The cohort, in numbers
Of the 17 indicted babies: at least 11 were twins or multiples; 4 further co-twins had already died in utero before the events on the indictment. That makes the indicted pool a highly selected, high-risk multiple-pregnancy cohort, not a representative slice of neonatal-unit admissions. See our twins-and-multiples evidence page.
Across the full cohort of 17 + 4 = 21 babies (indictment + pre-indictment co-twins), at least eight of the 17 pregnancies involved small-for-gestational-age (SGA) concerns, affecting 12 of the babies.
The triplet pregnancy
Children O and P were two of the three infants in a monochorionic triamniotic (MCTA) triplet pregnancy — a pregnancy type with a roughly 1-in-100,000 incidence and among the highest perinatal-risk profiles in obstetrics. All three triplets shared a single placenta.
In such a pregnancy, selective reduction (the termination of the smallest or most compromised of the three) is the standard option offered to mothers. Complete termination of the pregnancy is also a standard option. For a mother to continue such a pregnancy implies she has been counselled about its risks and, almost always, has chosen to accept the substantial perinatal-mortality risk in the expectation of specialist tertiary antenatal care.
A mother in that position would, on any reasonable reading, want delivery at a centre with tertiary neonatal capacity — in the North West, that centre is Liverpool Women’s Hospital. The fact that the triplet pregnancy came to be delivered at the Countess of Chester, a Level 2 unit, is itself the first question the analysis raises.
Small-for-gestational-age patterns
SGA is a red flag in obstetric practice. Its presence should prompt enhanced monitoring, regular growth scans, Doppler flow studies, and — in cases of severe growth restriction — consideration of early delivery at a tertiary centre. In the indicted cohort SGA is over-represented: eight of seventeen pregnancies, affecting twelve babies. Five of those nine pregnancies (eight of twelve babies) had received some antenatal care at Liverpool Women’s Hospital.

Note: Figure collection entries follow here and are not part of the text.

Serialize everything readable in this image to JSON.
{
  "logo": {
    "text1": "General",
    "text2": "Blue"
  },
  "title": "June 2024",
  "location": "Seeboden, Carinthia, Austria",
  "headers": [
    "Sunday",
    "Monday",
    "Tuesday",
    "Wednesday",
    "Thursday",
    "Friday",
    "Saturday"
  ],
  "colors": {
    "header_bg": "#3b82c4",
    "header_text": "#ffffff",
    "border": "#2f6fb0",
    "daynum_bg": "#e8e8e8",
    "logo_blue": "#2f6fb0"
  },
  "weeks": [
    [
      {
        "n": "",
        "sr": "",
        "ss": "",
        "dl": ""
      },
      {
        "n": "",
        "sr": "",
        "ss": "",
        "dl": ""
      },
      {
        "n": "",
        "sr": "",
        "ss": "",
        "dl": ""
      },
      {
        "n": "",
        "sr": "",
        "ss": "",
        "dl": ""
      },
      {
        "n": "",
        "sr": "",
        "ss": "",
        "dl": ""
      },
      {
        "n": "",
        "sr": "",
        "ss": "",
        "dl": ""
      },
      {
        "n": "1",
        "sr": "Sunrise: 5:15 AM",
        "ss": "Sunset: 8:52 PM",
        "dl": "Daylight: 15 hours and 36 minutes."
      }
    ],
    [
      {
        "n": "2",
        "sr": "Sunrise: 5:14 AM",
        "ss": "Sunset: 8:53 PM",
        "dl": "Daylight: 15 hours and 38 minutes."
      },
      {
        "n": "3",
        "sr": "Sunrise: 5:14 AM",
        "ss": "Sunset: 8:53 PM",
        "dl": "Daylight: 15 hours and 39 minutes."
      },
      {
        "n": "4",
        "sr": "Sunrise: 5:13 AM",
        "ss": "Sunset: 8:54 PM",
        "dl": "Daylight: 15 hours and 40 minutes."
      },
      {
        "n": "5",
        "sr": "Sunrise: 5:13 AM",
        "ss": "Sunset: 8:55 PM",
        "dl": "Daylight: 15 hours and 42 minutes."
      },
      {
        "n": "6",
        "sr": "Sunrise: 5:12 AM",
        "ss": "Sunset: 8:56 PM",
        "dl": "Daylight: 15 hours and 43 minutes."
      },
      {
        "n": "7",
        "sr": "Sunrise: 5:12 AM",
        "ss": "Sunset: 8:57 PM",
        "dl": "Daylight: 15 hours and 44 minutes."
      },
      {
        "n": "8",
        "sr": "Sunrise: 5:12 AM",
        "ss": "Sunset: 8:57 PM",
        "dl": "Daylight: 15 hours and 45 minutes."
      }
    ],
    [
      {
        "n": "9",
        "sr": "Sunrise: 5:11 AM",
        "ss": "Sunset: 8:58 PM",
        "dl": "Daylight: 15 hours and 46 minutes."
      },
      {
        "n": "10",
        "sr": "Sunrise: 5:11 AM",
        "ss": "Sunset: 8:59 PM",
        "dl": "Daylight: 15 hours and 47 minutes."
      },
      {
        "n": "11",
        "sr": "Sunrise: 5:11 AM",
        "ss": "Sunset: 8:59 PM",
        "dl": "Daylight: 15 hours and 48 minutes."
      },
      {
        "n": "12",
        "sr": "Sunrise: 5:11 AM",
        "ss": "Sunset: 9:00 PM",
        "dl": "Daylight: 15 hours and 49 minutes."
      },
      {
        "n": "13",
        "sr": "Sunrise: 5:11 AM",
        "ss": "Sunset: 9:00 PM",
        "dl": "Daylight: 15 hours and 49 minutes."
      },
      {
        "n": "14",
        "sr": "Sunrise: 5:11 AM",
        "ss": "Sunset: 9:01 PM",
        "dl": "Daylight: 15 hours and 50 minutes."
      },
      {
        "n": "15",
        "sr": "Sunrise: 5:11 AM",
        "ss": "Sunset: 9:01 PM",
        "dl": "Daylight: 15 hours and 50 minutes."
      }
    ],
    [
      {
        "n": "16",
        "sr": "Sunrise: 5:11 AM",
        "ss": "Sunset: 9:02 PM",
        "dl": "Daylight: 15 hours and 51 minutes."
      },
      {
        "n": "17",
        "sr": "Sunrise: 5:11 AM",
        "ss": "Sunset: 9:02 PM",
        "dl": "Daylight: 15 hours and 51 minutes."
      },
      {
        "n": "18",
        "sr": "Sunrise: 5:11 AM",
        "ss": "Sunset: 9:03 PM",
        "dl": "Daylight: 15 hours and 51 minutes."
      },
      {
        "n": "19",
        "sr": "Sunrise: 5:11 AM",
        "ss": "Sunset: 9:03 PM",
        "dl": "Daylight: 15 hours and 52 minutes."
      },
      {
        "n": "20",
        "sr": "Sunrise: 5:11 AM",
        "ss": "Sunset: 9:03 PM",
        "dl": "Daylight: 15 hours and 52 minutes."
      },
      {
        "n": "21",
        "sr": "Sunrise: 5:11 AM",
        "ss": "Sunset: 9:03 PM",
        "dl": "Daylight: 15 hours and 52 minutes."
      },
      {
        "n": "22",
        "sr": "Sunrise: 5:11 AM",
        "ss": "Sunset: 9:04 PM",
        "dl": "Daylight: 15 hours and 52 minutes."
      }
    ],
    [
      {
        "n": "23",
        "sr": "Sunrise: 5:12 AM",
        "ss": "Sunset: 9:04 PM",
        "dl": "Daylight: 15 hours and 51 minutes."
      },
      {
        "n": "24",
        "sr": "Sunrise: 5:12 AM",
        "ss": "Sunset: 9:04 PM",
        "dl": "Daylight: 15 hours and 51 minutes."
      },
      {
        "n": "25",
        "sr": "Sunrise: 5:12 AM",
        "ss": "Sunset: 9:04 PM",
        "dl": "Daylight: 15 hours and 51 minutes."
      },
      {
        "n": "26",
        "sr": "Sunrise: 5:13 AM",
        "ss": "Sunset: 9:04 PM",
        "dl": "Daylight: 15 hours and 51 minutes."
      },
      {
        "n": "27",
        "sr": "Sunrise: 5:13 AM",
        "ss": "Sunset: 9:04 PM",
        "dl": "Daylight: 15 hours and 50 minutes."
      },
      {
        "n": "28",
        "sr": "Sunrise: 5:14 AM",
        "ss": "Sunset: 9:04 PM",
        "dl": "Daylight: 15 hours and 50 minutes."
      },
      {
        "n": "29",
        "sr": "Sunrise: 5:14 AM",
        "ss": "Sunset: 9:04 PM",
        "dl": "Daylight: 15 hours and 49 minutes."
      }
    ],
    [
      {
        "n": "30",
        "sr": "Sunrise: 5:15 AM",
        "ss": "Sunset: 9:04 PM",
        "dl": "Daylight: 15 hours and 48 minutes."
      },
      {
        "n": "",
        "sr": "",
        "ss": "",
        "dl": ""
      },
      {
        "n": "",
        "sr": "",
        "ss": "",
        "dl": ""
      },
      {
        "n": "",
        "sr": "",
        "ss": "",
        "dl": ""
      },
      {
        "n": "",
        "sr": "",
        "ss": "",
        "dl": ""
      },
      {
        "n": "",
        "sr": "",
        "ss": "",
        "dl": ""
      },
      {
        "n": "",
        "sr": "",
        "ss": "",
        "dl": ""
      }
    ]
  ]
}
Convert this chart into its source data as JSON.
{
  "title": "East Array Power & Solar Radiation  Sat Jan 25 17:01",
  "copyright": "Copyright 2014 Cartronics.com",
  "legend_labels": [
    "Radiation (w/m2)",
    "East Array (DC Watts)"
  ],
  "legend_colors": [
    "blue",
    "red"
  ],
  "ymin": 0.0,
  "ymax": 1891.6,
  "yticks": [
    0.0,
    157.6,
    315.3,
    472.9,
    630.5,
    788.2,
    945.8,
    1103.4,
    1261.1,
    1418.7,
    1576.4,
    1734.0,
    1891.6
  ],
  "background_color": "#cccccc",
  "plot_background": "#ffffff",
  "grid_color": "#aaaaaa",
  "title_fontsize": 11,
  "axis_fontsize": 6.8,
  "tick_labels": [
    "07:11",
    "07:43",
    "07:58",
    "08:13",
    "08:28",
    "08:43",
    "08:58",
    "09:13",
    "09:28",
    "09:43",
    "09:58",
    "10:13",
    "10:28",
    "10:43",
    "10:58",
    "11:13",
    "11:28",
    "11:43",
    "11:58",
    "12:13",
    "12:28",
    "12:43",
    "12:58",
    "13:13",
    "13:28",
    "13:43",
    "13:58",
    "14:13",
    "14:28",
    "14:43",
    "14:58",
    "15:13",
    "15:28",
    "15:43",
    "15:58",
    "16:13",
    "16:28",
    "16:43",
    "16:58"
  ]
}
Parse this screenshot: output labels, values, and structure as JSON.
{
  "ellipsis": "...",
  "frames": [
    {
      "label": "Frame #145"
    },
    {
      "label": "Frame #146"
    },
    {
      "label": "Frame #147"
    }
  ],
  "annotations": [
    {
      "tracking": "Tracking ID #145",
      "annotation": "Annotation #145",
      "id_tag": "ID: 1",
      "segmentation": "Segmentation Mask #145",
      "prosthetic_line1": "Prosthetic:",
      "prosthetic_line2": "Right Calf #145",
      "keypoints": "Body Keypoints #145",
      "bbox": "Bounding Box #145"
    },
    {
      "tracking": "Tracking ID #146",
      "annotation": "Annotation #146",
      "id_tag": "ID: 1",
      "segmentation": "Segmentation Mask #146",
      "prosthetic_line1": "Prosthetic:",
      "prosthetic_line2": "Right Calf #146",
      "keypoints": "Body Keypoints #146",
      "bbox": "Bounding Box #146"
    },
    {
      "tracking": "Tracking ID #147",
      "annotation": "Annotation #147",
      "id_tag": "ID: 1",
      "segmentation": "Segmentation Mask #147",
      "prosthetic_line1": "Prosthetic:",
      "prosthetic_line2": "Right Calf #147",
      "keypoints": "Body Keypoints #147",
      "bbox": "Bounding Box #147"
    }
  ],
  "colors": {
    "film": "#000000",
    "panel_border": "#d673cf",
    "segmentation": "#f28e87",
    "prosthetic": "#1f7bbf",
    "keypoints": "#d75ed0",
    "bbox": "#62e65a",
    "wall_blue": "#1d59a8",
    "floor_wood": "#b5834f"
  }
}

Referral patterns between hospitals
In 2014–16, the referral landscape for high-risk pregnancies in the Mersey and Cheshire region underwent documented change. Liverpool Women’s Hospital, the regional tertiary centre, tightened its internal triage criteria. Some mothers whose pregnancies would, under earlier protocols, have delivered at Liverpool Women’s found themselves offered delivery at the Countess of Chester. The analysis is careful to note that the full documentary record is not available, but the pattern — more high-risk multiple pregnancies delivered at the Countess of Chester in 2016 — is consistent with such a change.
Liverpool Women’s internal targets
A separate strand of the analysis addresses Liverpool Women’s reported internal stillbirth and neonatal-mortality targets. Targets of this kind, set at the hospital-level, can indirectly shape referral decisions — a hospital with internal targets on stillbirth reduction has structural incentives to transfer highest-risk pregnancies out to other units before delivery.
The analysis does not allege any deliberate wrongdoing by Liverpool Women’s. It does argue that the system of referrals, targets, and specialist-unit thresholds is a necessary part of the explanation for why an unusually high-risk cohort came to be concentrated at a Level 2 unit.
Implications for the Letby case
None of this proves that Ms Letby did not do what she was convicted of. But it changes the probability-weighting of the background. Convictions built on a “pattern of deaths on one nurse’s shifts is statistically unusual” argument depend on the baseline rate being representative of a general neonatal-unit cohort. The indicted cohort is not that cohort. It is a highly selected, high-risk, pre-filtered cohort.
Combined with Prof. Gill’s statistical critique of the shift-rota chart and the Panel’s case-by-case medical review, this obstetric-referral analysis is now part of what the CCRC has in front of it.